We think you need these skills to ace Data Scientist
Some tips for your application 🫡
Show Off Your Projects:In the world of data science, your projects can speak volumes about your skills. Make sure to showcase a few key projects in your CV or portfolio, especially those that highlight your ability to work with data sets, build models, or use relevant tools like Python, R, or SQL. Don’t forget to include links to any GitHub repositories if applicable!
Quantify Your Achievements:Employers love numbers! When drafting your CV, highlight your achievements with quantifiable results. For instance, mention how your data analysis led to a certain percentage increase in efficiency or revenue at a previous job or project. These details can really make your application pop!
Craft a Tailored Cover Letter:For a full-time role at Publicis Groupe, your cover letter should reflect your passion for data science and your excitement about the specific projects or values of the company. Dive into why you’re a good fit, how your skills align with their needs, and any unique perspectives you can bring to the team.
Stand Out with Relevant Courses and Certifications:Although experience talks, relevant courses or certifications can be your ticket to impressing hiring managers at Publicis Groupe. Mention any standout courses you've completed that equipped you with essential skills, such as machine learning certifications or data visualisation courses. This shows your commitment to continuously developing your skills in the field!
How to prepare for a job interview at Publicis Groupe
✨Brush Up on Your Statistics
For a data science role, we need to seriously sharpen our statistics skills. Get ready to tackle technical questions on probability distributions, hypothesis testing, and regression analysis. These are often the bread and butter of data science interviews, so don't just skim over them!
✨Showcase Your Projects
Prepare a killer portfolio showcasing your data science projects. We should include details about the datasets used, the tools and techniques applied, and the impact of your findings. If we can walk them through a particularly challenging project or a cool visualisation that had real-world implications, it’ll really make us stand out!

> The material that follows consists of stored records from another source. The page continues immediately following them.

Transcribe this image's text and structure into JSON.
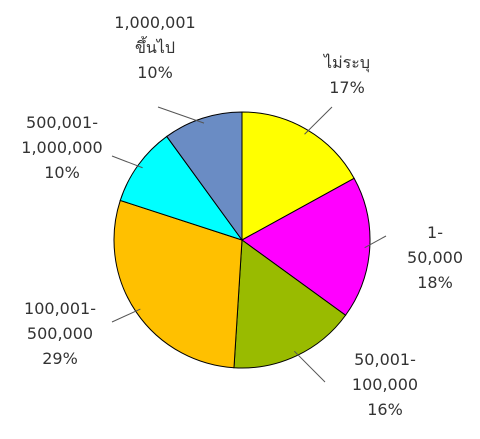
{
  "chart_data": {
    "type": "pie",
    "categories": [
      "ไม่ระบุ",
      "1-50,000",
      "50,001-\n100,000",
      "100,001-\n500,000",
      "500,001-\n1,000,000",
      "1,000,001\nขึ้นไป"
    ],
    "values": [
      17,
      18,
      16,
      29,
      10,
      10
    ],
    "value_labels": [
      "17%",
      "18%",
      "16%",
      "29%",
      "10%",
      "10%"
    ],
    "colors": [
      "#ffff00",
      "#ff00ff",
      "#99bb00",
      "#ffc000",
      "#00ffff",
      "#6a8cc4"
    ]
  }
}
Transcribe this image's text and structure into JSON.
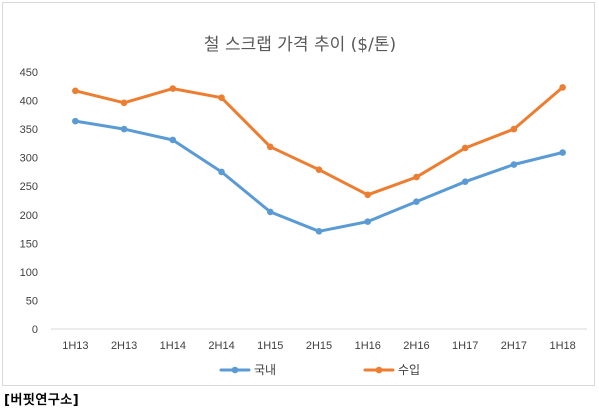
{
  "chart_data": {
    "type": "line",
    "title": "철 스크랩 가격 추이 ($/톤)",
    "categories": [
      "1H13",
      "2H13",
      "1H14",
      "2H14",
      "1H15",
      "2H15",
      "1H16",
      "2H16",
      "1H17",
      "2H17",
      "1H18"
    ],
    "series": [
      {
        "name": "국내",
        "color": "#5b9bd5",
        "values": [
          364,
          350,
          331,
          275,
          205,
          171,
          188,
          223,
          258,
          288,
          309
        ]
      },
      {
        "name": "수입",
        "color": "#ed7d31",
        "values": [
          417,
          396,
          421,
          405,
          319,
          279,
          235,
          266,
          317,
          350,
          423
        ]
      }
    ],
    "ylim": [
      0,
      450
    ],
    "yticks": [
      0,
      50,
      100,
      150,
      200,
      250,
      300,
      350,
      400,
      450
    ],
    "grid": false,
    "legend_position": "bottom"
  },
  "source": "[버핏연구소]"
}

✨Get Comfortable with Python and R
Most data science positions require us to be proficient in programming languages like Python and R. We should practice common libraries like pandas, NumPy, and scikit-learn, and be ready for live coding exercises or algorithm questions. Showing off our coding chops can really impress the interviewers at Publicis Groupe!
✨Prepare for Case Studies
Expect to encounter real-world case studies during the interview. We might be asked how we’d approach a data problem or analyse a dataset to extract insights. It's essential to think out loud and demonstrate our problem-solving process so that the interviewer can see our logical thinking in action.